The most important lesson that I learned is the extraction of useful knowledge from aggregated data that is stored separately in multiple different files. The campus crime data provided on the U.S department of education website contains thousands of records with multiple attributes. The aim of this project was to extract this data in a suitable and efficient way and to provide it to the Apriori algorithm in an acceptable format.
The use of XQuery for extracting data from XML files was a very good learning experience for me in understanding of how to query XML files for data searching and modification. The presentation of data in the form of charts needed some data warehousing activity to be performed. This helped me in understanding the data pre-processing activity before constructing a Data mart. It also helped me in understanding of how to resolve the data into different dimension tables and how to select and retrieve the facts which are a part of the fact table.
The implementation of the Apriori algorithm to accept the XML data was another programming concept which I learned while implementing the project. Modularizing the code into a single assembly which can be used later in another projects was one of the important concepts which I learned while implementing the Apriori algorithm.
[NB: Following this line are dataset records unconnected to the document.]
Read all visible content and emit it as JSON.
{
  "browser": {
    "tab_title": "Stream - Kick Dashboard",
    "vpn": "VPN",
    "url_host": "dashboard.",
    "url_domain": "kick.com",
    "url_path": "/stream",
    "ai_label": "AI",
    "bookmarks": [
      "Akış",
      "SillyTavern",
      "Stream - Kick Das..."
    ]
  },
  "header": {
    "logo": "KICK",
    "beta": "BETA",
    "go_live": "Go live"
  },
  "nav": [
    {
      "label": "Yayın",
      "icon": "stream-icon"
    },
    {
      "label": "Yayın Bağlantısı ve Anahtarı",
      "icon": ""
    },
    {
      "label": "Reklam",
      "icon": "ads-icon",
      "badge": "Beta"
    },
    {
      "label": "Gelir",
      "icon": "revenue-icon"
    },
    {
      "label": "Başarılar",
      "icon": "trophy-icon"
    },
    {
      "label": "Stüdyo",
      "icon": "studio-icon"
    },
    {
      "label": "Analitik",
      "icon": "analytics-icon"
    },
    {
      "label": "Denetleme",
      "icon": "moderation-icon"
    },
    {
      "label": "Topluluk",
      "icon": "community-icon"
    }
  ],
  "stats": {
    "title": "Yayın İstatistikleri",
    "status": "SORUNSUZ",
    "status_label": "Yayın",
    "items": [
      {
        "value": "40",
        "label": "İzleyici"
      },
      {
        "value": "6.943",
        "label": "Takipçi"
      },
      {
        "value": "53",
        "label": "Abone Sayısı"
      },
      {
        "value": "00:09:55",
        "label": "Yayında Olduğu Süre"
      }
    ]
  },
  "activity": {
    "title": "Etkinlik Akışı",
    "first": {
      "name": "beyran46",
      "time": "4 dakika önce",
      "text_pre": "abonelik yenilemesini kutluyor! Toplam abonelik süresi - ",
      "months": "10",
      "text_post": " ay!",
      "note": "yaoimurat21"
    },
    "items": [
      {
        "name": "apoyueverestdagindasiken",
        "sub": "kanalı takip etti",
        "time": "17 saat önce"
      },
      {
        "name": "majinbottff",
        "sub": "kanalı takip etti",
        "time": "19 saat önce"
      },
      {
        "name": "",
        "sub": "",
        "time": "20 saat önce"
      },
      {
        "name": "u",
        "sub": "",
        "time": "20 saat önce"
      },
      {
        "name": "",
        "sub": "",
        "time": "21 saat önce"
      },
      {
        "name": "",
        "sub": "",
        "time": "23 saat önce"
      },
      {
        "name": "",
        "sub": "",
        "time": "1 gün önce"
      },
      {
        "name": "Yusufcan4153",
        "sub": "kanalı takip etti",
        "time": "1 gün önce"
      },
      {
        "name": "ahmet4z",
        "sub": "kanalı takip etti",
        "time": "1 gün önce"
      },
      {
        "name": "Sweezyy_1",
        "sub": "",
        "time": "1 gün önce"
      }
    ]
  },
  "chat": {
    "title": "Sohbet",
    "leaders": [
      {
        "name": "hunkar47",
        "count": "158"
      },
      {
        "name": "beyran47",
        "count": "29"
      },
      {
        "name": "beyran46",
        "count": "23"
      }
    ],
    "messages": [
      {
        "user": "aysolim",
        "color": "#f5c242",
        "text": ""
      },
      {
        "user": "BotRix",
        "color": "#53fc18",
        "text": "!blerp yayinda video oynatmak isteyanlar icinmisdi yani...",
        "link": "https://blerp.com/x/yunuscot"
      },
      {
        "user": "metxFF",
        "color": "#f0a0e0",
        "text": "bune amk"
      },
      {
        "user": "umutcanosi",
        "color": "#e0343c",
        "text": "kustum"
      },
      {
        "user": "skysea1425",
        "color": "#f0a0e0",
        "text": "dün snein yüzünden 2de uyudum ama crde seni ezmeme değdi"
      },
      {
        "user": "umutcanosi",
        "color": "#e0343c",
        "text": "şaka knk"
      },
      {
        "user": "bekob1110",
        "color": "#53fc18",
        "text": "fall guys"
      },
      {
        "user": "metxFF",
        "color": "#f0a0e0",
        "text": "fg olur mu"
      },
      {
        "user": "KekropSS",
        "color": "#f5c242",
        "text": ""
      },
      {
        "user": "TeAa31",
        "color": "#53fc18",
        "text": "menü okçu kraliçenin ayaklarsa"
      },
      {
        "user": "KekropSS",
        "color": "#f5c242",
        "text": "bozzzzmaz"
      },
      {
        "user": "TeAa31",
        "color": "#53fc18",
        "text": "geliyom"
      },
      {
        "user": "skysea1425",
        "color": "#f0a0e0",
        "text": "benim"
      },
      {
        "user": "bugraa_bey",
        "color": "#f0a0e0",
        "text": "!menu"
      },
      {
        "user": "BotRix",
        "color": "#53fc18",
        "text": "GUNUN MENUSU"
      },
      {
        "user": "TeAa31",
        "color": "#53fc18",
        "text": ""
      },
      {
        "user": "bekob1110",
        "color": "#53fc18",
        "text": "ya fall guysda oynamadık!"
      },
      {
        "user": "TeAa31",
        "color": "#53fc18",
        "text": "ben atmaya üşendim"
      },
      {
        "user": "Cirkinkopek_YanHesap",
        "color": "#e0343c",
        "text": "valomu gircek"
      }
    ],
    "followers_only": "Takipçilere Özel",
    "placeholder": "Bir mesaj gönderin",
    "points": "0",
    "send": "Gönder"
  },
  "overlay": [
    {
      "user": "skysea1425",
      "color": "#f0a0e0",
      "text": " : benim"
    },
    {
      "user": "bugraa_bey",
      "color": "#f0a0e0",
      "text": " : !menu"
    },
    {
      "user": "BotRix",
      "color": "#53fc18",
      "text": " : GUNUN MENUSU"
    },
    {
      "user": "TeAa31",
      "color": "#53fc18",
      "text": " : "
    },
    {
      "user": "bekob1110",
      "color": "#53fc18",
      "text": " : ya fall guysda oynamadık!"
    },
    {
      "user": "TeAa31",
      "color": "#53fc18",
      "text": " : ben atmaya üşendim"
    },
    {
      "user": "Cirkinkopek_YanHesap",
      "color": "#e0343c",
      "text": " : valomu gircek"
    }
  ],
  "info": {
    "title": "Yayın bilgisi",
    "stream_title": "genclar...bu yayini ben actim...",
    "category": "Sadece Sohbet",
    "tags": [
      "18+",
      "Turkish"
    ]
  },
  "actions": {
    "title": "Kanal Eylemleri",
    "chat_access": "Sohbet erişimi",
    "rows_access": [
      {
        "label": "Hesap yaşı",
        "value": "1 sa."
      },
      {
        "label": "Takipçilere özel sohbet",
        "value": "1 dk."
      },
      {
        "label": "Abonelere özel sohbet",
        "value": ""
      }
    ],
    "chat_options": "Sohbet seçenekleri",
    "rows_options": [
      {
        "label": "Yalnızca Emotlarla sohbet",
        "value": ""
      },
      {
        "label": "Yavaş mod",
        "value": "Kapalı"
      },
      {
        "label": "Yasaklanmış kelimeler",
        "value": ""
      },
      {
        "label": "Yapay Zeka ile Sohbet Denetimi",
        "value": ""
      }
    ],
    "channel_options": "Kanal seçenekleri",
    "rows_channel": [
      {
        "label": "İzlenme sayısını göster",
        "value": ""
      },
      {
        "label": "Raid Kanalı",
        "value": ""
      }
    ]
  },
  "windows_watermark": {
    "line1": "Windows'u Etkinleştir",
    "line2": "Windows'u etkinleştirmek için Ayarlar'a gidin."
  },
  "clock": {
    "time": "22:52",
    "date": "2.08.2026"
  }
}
The implementation of a three tier layered application helped me in understanding on how to develop enterprise applications and to
segregate the different layers so as to maintain a level of loose coupling. It made it clear to me that the loose coupling among the data layer, business layer and presentation layer makes it easy
45
for the application developers for maintaining the applications and for future modifications. Due to this, the present web application layer can be replaced with a desktop application layer making it a desktop application without making any changes to the business layer and data layer.